In many ways, this urban density problem has been a consequence of the blurring of the line between mobile and the Internet. The more people who use smart phones, the more likely it is that they will use apps, and that means the more likely it is that geo-location enters the equation. If you open up most apps on your smart phone these days, one of the first questions you'll be asked is, "May I use your location?" And this is not just for apps that are built around the Check-In. Take a picture with Instagram, and you're asked a variant of this same queston. This is not an accident: geo-location has become a defining feature of any application that taps into your social network. It's all part of creating the much-vaunted Network Effect -- the very real observation that the value of a product or service grows more quickly and rapidly, the more people who use it.

The problem with geo-location, of course, is that it's almost impossible to replicate this Network Effect across a broadly distributed geographic area. The world needs to be spiky, not flat, for geo-location to matter. For example, Read Write Web - one of the premier sites for tracking what's new on the Internet - just last week opined that 2011 will be The Year That the Check-In Died:

"Early last year, "checking in" was the cool new craze. No visit to your favorite tech news site could be had without getting buried in an avalanche of articles about Foursquare, Gowalla, Loopt, BriteKite or a myriad other startups. The big guys quickly followed suit: Yelp introduced "Check-Ins" while Facebook launched "Places" and most recently, Google Latitude updated to incorporate check-ins and check-outs. But here's the thing: the trends aren't actually that good..."

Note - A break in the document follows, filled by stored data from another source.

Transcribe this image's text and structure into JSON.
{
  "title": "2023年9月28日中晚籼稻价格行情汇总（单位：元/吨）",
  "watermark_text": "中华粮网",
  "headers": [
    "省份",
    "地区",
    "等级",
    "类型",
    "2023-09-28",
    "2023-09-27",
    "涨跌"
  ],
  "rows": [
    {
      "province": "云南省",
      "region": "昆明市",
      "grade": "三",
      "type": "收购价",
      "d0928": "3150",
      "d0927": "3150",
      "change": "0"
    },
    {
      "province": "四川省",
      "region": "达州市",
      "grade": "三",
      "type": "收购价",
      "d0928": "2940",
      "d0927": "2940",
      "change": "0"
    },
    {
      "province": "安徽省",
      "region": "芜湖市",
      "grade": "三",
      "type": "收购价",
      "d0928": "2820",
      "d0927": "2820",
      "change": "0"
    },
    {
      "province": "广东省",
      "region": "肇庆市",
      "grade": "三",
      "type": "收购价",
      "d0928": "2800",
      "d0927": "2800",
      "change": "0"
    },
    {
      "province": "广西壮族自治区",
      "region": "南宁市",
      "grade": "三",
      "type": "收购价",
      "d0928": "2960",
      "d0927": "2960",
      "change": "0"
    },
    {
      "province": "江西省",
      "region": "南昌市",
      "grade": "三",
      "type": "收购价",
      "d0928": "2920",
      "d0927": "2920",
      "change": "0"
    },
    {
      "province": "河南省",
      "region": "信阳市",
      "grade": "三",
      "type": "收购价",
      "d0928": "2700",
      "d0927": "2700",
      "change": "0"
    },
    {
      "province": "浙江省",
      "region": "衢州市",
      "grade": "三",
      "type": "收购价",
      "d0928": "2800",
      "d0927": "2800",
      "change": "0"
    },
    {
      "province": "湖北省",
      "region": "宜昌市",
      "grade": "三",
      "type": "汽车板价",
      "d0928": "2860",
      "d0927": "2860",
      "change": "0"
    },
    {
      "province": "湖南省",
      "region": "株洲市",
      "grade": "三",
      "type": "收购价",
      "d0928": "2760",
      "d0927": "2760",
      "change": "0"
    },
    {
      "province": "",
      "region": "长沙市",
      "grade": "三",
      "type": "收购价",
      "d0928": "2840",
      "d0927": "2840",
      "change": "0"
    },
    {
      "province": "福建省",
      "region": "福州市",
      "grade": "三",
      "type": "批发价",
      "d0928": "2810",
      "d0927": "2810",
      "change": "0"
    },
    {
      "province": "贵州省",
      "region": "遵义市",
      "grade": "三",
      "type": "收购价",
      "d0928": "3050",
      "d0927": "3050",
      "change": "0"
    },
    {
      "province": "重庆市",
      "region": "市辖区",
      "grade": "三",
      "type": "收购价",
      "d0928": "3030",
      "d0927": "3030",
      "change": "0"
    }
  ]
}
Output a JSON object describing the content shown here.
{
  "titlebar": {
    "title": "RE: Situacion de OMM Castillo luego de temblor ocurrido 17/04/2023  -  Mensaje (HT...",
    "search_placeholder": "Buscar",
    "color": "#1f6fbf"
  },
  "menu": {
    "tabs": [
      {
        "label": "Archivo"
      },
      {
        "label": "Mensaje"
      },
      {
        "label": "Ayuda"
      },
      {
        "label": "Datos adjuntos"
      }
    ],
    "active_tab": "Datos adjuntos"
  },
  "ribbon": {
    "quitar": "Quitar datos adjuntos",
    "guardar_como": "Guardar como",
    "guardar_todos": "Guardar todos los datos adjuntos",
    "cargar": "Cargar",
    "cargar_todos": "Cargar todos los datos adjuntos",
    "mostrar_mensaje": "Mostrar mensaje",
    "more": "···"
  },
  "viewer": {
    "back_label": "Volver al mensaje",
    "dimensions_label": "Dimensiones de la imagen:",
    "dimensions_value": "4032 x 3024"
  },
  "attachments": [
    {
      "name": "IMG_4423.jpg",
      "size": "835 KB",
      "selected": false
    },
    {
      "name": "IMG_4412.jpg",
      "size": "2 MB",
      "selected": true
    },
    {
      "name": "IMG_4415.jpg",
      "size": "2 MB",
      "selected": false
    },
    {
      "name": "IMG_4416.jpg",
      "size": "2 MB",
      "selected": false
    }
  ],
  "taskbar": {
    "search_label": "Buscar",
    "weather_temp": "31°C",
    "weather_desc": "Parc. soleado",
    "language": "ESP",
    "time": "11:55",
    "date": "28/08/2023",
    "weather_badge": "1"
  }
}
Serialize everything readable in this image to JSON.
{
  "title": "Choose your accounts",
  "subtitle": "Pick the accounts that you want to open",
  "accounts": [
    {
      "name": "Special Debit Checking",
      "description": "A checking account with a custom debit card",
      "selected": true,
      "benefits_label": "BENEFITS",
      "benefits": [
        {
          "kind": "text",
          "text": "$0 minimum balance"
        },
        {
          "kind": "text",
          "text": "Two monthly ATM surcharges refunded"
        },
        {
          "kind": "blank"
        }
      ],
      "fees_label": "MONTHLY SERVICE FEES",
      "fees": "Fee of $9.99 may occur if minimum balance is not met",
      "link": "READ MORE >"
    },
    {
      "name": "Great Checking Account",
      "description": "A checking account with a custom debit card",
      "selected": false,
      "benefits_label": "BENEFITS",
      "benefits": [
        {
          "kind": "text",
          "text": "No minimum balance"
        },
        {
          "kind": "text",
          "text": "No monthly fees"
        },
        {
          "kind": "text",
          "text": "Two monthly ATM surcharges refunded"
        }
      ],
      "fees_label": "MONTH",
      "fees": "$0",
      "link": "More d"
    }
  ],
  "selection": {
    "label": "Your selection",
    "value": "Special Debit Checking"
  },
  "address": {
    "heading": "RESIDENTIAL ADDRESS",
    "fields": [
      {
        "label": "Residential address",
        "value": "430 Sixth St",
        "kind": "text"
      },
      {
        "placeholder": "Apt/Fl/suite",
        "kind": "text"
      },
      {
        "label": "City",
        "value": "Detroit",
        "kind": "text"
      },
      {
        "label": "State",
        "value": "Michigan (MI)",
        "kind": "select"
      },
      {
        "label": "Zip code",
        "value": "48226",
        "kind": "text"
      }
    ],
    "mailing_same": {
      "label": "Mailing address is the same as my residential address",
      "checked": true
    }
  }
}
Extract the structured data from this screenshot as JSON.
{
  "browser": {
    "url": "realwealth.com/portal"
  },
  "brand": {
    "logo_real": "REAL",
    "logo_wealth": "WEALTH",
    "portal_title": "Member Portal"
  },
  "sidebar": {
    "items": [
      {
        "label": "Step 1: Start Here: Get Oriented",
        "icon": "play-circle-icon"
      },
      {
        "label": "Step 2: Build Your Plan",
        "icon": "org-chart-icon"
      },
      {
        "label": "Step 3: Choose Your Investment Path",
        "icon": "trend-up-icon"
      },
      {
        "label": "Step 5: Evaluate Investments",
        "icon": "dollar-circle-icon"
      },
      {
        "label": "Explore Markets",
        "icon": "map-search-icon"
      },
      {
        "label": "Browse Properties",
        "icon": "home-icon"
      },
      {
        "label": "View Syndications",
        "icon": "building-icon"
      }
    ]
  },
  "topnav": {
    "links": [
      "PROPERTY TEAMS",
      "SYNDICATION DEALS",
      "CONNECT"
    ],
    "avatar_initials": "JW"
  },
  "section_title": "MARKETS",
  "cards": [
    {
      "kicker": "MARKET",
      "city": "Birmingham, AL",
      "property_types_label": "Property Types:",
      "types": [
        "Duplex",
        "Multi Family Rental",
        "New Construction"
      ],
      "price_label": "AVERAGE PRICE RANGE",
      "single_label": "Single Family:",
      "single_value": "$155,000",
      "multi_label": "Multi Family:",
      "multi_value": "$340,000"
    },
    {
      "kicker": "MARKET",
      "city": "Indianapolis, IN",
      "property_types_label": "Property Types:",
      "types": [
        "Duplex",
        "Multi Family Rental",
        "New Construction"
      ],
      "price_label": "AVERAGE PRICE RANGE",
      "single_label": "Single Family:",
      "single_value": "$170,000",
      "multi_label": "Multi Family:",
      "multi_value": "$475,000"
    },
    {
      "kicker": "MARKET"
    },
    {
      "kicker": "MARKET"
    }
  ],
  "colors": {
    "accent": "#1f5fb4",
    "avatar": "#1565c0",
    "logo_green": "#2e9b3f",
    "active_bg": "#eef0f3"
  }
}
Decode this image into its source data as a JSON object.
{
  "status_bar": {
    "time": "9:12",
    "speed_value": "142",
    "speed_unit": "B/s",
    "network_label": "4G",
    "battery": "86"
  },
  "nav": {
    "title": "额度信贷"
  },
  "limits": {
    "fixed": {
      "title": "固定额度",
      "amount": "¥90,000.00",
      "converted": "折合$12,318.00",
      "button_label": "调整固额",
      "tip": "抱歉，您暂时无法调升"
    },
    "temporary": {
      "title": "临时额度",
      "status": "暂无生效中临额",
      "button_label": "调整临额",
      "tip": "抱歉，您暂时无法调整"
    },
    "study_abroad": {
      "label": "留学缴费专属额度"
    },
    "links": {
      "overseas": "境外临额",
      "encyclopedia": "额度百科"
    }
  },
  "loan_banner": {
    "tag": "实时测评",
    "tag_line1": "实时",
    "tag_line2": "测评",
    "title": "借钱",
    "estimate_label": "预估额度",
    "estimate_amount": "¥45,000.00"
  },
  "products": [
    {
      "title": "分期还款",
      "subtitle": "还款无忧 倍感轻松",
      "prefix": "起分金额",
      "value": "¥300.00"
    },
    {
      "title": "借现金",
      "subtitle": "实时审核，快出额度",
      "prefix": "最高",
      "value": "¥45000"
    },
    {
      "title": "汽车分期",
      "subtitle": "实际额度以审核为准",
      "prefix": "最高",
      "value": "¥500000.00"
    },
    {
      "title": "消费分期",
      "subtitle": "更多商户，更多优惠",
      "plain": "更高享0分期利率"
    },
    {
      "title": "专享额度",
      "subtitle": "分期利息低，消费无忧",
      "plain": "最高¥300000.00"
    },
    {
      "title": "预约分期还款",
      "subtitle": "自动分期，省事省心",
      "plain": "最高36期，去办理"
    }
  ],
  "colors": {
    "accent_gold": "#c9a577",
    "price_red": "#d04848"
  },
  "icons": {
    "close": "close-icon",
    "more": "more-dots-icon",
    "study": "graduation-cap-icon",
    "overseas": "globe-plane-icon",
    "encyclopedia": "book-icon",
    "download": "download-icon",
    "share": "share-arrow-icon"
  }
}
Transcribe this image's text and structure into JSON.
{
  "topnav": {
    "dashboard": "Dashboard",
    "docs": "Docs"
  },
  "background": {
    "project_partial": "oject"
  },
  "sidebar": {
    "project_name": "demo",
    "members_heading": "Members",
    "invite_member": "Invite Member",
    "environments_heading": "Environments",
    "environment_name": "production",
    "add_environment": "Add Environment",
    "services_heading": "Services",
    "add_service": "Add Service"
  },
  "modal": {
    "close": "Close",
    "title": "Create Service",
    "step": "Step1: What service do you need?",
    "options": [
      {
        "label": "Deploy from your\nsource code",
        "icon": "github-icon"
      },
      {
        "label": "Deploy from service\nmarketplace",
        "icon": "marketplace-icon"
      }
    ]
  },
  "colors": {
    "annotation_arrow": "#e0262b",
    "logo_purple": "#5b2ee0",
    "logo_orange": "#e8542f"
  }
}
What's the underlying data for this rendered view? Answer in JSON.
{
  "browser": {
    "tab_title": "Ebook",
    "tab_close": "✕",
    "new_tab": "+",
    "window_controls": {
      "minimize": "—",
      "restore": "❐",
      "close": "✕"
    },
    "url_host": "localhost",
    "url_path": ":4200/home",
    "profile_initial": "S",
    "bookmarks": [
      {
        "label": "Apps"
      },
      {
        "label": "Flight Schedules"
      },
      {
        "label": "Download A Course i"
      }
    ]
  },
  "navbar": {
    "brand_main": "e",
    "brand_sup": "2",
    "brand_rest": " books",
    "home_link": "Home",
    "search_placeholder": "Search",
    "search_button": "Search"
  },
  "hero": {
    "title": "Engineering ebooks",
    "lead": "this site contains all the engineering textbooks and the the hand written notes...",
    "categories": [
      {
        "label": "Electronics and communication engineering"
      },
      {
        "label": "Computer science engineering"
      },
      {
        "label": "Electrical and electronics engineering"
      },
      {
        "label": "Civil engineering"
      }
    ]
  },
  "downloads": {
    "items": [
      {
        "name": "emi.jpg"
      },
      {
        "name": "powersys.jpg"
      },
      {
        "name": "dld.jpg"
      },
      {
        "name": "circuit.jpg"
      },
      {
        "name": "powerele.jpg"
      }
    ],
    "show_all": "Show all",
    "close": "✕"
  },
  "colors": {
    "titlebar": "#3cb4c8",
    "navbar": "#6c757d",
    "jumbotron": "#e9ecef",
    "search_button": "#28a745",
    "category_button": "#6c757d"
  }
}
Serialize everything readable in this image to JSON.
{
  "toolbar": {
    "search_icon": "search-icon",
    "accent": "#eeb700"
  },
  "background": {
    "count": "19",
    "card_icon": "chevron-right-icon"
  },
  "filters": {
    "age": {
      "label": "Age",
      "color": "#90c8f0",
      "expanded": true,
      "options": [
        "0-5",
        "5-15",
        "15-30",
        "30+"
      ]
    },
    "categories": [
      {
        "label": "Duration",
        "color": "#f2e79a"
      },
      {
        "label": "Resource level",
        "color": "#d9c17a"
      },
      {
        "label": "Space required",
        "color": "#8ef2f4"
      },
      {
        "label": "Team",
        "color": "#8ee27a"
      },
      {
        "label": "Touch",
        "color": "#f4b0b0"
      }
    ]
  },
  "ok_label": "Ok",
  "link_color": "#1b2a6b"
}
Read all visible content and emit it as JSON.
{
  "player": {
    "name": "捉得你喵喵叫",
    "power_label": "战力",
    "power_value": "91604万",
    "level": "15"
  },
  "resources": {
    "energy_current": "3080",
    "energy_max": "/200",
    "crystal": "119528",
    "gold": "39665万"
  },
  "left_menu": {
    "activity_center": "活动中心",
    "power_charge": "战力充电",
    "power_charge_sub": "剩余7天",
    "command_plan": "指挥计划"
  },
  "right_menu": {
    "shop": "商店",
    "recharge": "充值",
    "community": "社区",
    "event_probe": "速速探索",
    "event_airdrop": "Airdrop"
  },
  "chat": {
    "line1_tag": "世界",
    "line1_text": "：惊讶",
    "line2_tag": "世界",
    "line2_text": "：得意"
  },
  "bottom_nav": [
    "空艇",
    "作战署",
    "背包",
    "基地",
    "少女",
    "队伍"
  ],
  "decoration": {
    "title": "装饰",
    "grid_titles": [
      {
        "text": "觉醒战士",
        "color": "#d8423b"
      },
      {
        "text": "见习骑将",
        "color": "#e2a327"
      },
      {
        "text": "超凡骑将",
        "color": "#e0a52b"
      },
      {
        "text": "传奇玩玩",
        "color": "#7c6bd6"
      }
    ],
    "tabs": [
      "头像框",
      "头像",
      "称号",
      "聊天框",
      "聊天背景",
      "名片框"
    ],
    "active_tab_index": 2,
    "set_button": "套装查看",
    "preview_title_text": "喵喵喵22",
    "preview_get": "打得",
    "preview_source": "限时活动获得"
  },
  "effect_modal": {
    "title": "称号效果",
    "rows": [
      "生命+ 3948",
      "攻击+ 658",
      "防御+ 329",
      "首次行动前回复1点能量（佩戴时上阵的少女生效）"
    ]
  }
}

Quite simply, checking-in is not that much fun if nobody you know is also checking-in. If you're dining out in Greenwich Village in New York City, this may not be a problem. Most likely, you'll be "rewarded" with something if you broadcast your location - a coupon from a nearby retailer, a notification that one of your Facebook friends is also at the restaurant, or a handy-dandy little tip about the GPS location where you happen to be standing. But what if you're not in Greenwich Village, SoHo or midtown Manhattan?

Triumph-of-the-city-edward-glaeser Thinking about Internet in terms of population density reminds me of Edward Glaeser's wonderful new book, Triumph of the City (you can read an excerpt from The Atlantic here). One of Glaeser's fundamental theses is that the Skyscraper should become the fundamental building block for urban planners around the world. Skyscrapers are better at fostering social capital and creativity, given that so many people live stacked one on top of the other in such close proximity. Skyscrapers magnify humanity's strengths in wonderful ways. And it's not just true for the United States - the same is true for Mumbai or Shanghai.

In much the same way, the Internet needs Skyscrapers (metaphorically speaking, at least) now that geo-location has become such an important part of the way that we think about the Internet. If the first iteration of the Web was about making the Web more flat, then the next iteration of the Web is about making the Web more spiky. The more Skyscrapers a city has, the more "spiky" it is, and the more likely that the environment will be right for innovative, creative Web startups to emerge. For cities that don't have or don't want Skyscrapers, there is the very real threat that they will be left behind as the Internet continues to mutate and evolve in wonderful new ways.